When I heard this story, I immediately thought of what my Nikon 105 mm, 2.8 Macro lens might do on this Nikon body-with-a-story. I dreamed up scenarios that were much like the one from the first Harry Potter movie, where Harry goes to Olivanders to get his wand. He goes through a couple of wands that have no charge to them. Then, he is handed a third wand by Ollivander, and immediately Harry experiences an inexplicable charge, a rush of energy through him and then outward that tells both him and Olivander that This Was The One.
“Curious, very curious,” Olivander says.
Harry inquires, and Olivander goes on to say that, sometimes, the wand chooses its user, and that great things are to be expected of Mr. Potter.

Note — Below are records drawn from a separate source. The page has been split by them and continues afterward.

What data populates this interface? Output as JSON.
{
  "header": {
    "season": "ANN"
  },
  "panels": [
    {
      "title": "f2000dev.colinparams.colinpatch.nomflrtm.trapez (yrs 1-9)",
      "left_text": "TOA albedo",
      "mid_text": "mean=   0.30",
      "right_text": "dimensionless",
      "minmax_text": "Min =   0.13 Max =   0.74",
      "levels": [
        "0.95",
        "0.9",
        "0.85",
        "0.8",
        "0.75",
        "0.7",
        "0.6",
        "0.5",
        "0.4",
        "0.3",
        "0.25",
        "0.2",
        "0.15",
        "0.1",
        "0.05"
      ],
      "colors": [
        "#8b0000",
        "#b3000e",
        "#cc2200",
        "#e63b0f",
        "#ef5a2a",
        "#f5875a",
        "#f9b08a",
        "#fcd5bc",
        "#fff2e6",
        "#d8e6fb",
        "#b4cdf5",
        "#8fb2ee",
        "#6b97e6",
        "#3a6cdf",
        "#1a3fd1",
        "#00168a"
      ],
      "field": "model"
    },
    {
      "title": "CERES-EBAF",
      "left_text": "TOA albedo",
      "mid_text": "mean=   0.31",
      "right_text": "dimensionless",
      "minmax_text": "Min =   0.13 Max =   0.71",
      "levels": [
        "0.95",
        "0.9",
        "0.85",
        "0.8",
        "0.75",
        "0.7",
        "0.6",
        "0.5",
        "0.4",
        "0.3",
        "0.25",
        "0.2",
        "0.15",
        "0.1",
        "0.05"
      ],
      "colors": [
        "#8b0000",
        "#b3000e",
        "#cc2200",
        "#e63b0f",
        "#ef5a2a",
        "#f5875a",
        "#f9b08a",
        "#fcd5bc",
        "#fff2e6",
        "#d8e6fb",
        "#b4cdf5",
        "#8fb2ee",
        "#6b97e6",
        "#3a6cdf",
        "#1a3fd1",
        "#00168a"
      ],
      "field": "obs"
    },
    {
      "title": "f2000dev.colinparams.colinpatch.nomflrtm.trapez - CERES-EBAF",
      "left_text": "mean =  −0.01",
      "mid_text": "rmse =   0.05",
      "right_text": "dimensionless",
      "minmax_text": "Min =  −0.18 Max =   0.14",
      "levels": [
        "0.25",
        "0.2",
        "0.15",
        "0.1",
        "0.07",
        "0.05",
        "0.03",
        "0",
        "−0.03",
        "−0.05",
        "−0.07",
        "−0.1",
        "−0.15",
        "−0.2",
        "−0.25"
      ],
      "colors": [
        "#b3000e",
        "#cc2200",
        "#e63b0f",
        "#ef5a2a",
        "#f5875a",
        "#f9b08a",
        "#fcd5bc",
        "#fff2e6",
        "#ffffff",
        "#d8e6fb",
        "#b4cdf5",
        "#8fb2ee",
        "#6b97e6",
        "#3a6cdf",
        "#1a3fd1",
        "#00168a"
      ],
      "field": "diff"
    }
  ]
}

That feeling, that inexplicable charge, is what I expected to feel today when I walked into that shop to check out that camera, hold it in my hands, and wait to hear my photo mentor say, “Curious, very curious.”
Instead, and in the words of Diana from A Chorus Line, I Felt Nothing.
And to which, my photo mentor simply replied, “It’s a good price. I don’t know what else I can say.”
I felt dejected, destroyed, and diminished to some humbled clump of clay, a blob of self-pity that wallowed in the shallowness of five stupid words, It wasn’t meant to be.
I left the store empty, in more ways than one.
It didn’t take me long to pick it back up, though. (For obvious reasons, please visit my previous entry about being happy). I got in the bug and drove off, gradually feeling pretty good that I didn’t jump at that great price and wait for that beautiful camera to grow on me.
Indeed, it is very curious that this camera did not find me. I have the patience, and I know that I will be glad when I find that right camera (or it finds me) and that rush of energy rushes through me and beyond!